But I have to admit that when they are good they veer into brilliance. Elaine dances funny on Seinfeld? I don’t care. Kramer drops a Junior Mind into a surgical patient’s open body? Genius.

HBO, following David’s instructions, didn’t sent out the first two episodes of this season’s Curb Your Enthusiasm, which begins tonight. But the episode coming in two weeks, called “Palestinian Chicken,” is one of those brilliant moments, the kind of episode the cliche “instant classic” was invented for.

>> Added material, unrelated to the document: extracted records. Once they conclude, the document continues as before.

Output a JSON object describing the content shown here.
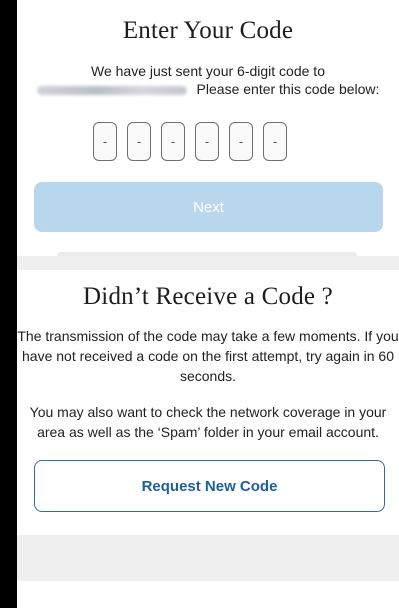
{
  "verify": {
    "title": "Enter Your Code",
    "line1": "We have just sent your 6-digit code to",
    "line2": "Please enter this code below:",
    "code_digits": [
      "-",
      "-",
      "-",
      "-",
      "-",
      "-"
    ],
    "next_label": "Next"
  },
  "help": {
    "title": "Didn’t Receive a Code ?",
    "para1": "The transmission of the code may take a few moments. If you have not received a code on the first attempt, try again in 60 seconds.",
    "para2": "You may also want to check the network coverage in your area as well as the ‘Spam’ folder in your email account.",
    "request_label": "Request New Code"
  },
  "colors": {
    "next_button_disabled": "#b9d7ec",
    "request_button_border": "#2b6ea6",
    "request_button_text": "#1f5f9a",
    "section_band": "#efefef"
  }
}
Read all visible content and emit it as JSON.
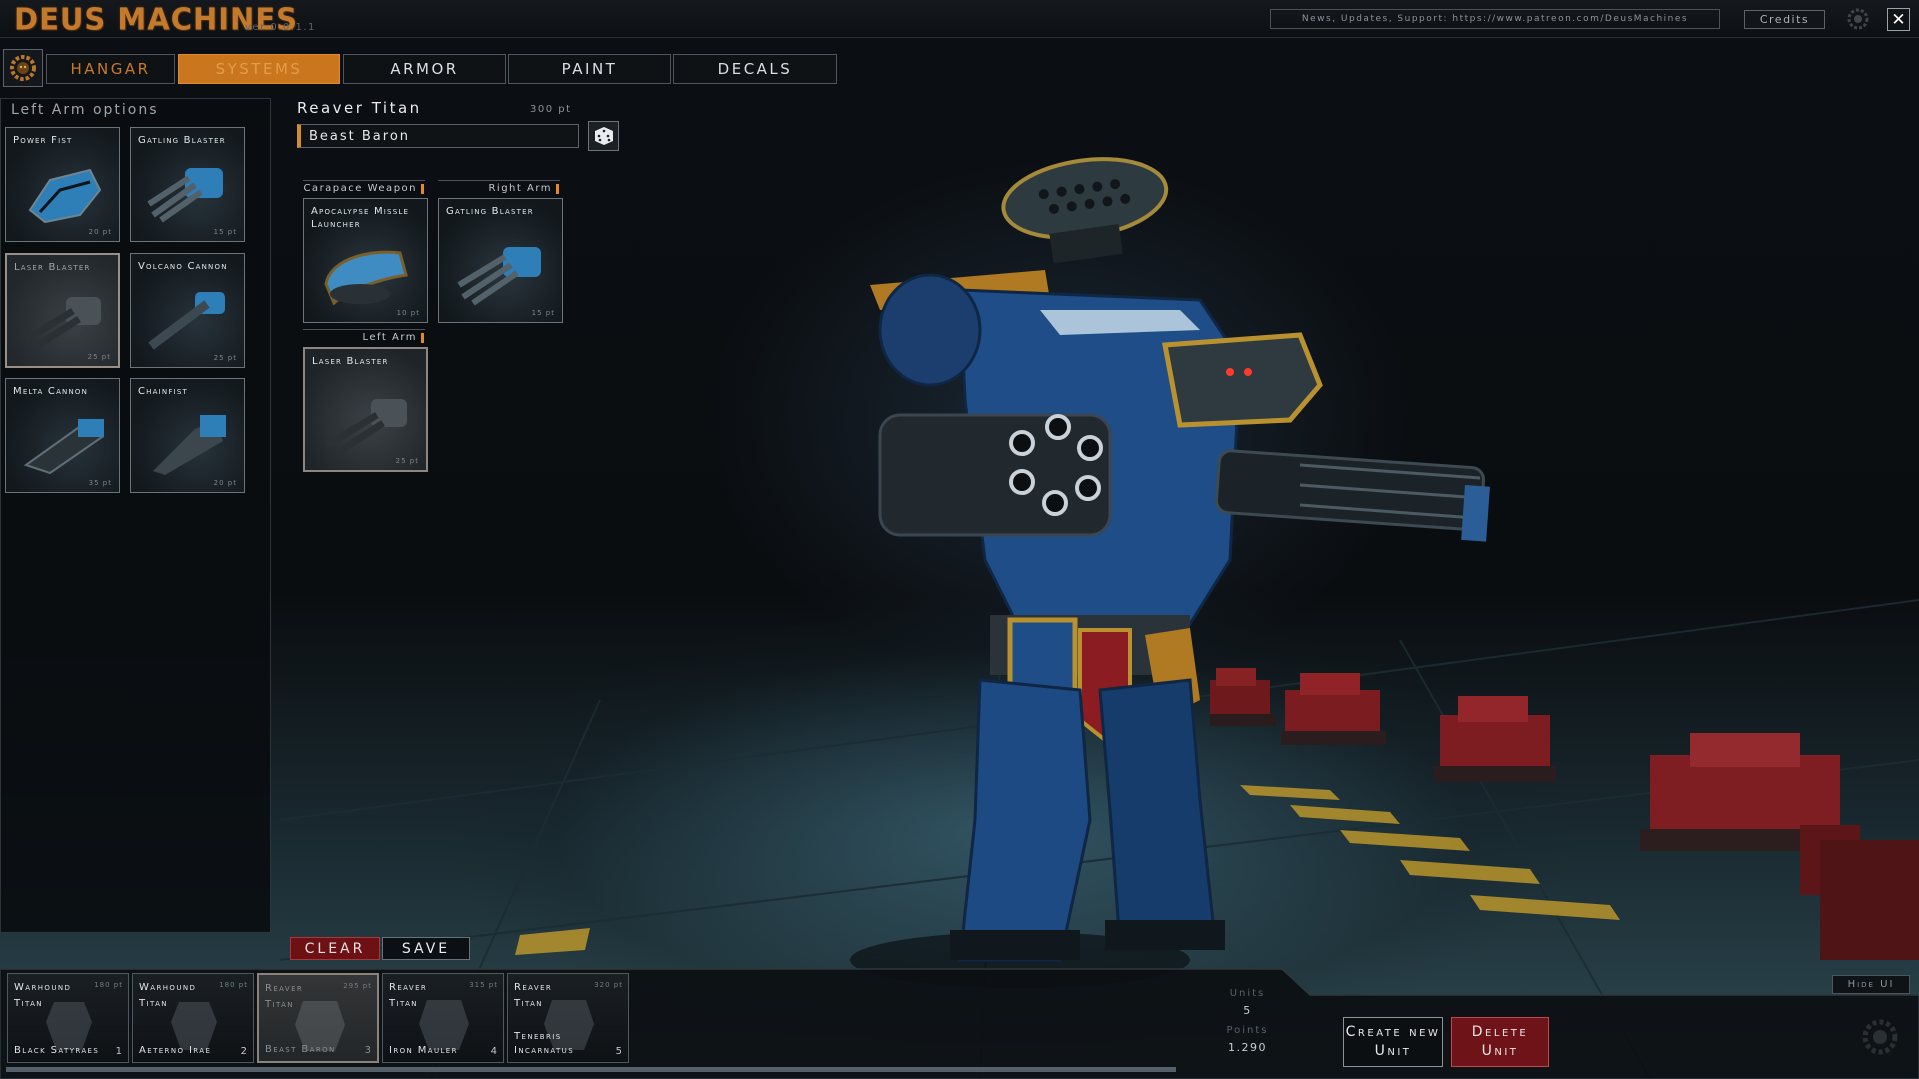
{
  "app": {
    "title": "DEUS MACHINES",
    "version": "ver:0.0.1.1",
    "news": "News, Updates, Support: https://www.patreon.com/DeusMachines",
    "credits_label": "Credits",
    "close_label": "✕"
  },
  "tabs": [
    {
      "label": "HANGAR"
    },
    {
      "label": "SYSTEMS"
    },
    {
      "label": "ARMOR"
    },
    {
      "label": "PAINT"
    },
    {
      "label": "DECALS"
    }
  ],
  "options_panel": {
    "title": "Left Arm options",
    "items": [
      {
        "name": "Power Fist",
        "points": "20 pt",
        "icon": "power-fist-icon"
      },
      {
        "name": "Gatling Blaster",
        "points": "15 pt",
        "icon": "gatling-blaster-icon"
      },
      {
        "name": "Laser Blaster",
        "points": "25 pt",
        "icon": "laser-blaster-icon"
      },
      {
        "name": "Volcano Cannon",
        "points": "25 pt",
        "icon": "volcano-cannon-icon"
      },
      {
        "name": "Melta Cannon",
        "points": "35 pt",
        "icon": "melta-cannon-icon"
      },
      {
        "name": "Chainfist",
        "points": "20 pt",
        "icon": "chainfist-icon"
      }
    ],
    "selected_index": 2
  },
  "unit": {
    "title": "Reaver Titan",
    "points": "300 pt",
    "name_value": "Beast Baron"
  },
  "slots": [
    {
      "label": "Carapace Weapon",
      "item": "Apocalypse Missle Launcher",
      "points": "10 pt"
    },
    {
      "label": "Right Arm",
      "item": "Gatling Blaster",
      "points": "15 pt"
    },
    {
      "label": "Left Arm",
      "item": "Laser Blaster",
      "points": "25 pt"
    }
  ],
  "actions": {
    "clear_label": "CLEAR",
    "save_label": "SAVE"
  },
  "roster": [
    {
      "type": "Warhound Titan",
      "points": "180 pt",
      "name": "Black Satyraes",
      "number": "1"
    },
    {
      "type": "Warhound Titan",
      "points": "180 pt",
      "name": "Aeterno Irae",
      "number": "2"
    },
    {
      "type": "Reaver Titan",
      "points": "295 pt",
      "name": "Beast Baron",
      "number": "3"
    },
    {
      "type": "Reaver Titan",
      "points": "315 pt",
      "name": "Iron Mauler",
      "number": "4"
    },
    {
      "type": "Reaver Titan",
      "points": "320 pt",
      "name": "Tenebris Incarnatus",
      "number": "5"
    }
  ],
  "roster_selected_index": 2,
  "stats": {
    "units_label": "Units",
    "units_value": "5",
    "points_label": "Points",
    "points_value": "1.290"
  },
  "bottom_actions": {
    "create_label": "Create new Unit",
    "delete_label": "Delete Unit",
    "hide_ui_label": "Hide UI"
  },
  "colors": {
    "accent_orange": "#c9761f",
    "danger_red": "#6e1418",
    "titan_blue": "#1f4d87",
    "titan_gold": "#b9922f"
  }
}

When a Palestinian restaurant with the best chicken in town opens, Larry becomes a regular, even though the owners’ plan to build a new location next to a Jewish deli is being protested by Larry’s Jewish friends. Those friends include a newly devout, yarmulke-wearing, Rabbi-consulting Funkhouser (Bob Einstein, aka Super Dave Osborne), in a turn that manages to mock zealotry and respect religion at the same time. Everything here works as acute social satire, not just benign observation, right down to the way a Palestinian woman is attracted to Larry because he’s Jewish. In one of those clever-things-they-notice themes, Jeff and Susie’s (Jeff Garlin and Susie Essman) teenaged daughter is revolted by her mother’s sound effects while smacking her lips whenever she drinks something, but that fits in hilariously too.

Further ahead in the season, Larry, Jeff and Susie all end up in New York, in plots that deal with car repairs, baseball, psychoanalysis and the way black men can get in anywhere if they just wear glasses to look smart. J.B. Smoove is terrific while proving that point as Leon, Larry’s uninvited houseguest in previous seasons, who’s now in New York too.

David did not have HBO send the episodes with the biggest guest stars, Michael J. Fox and Ricky Gervais. The anticipation should have head-over-heels fans of the series in a state of bliss, but even reluctant fans like me should probably keep an eye on it. You never know when genius will sneak up on you.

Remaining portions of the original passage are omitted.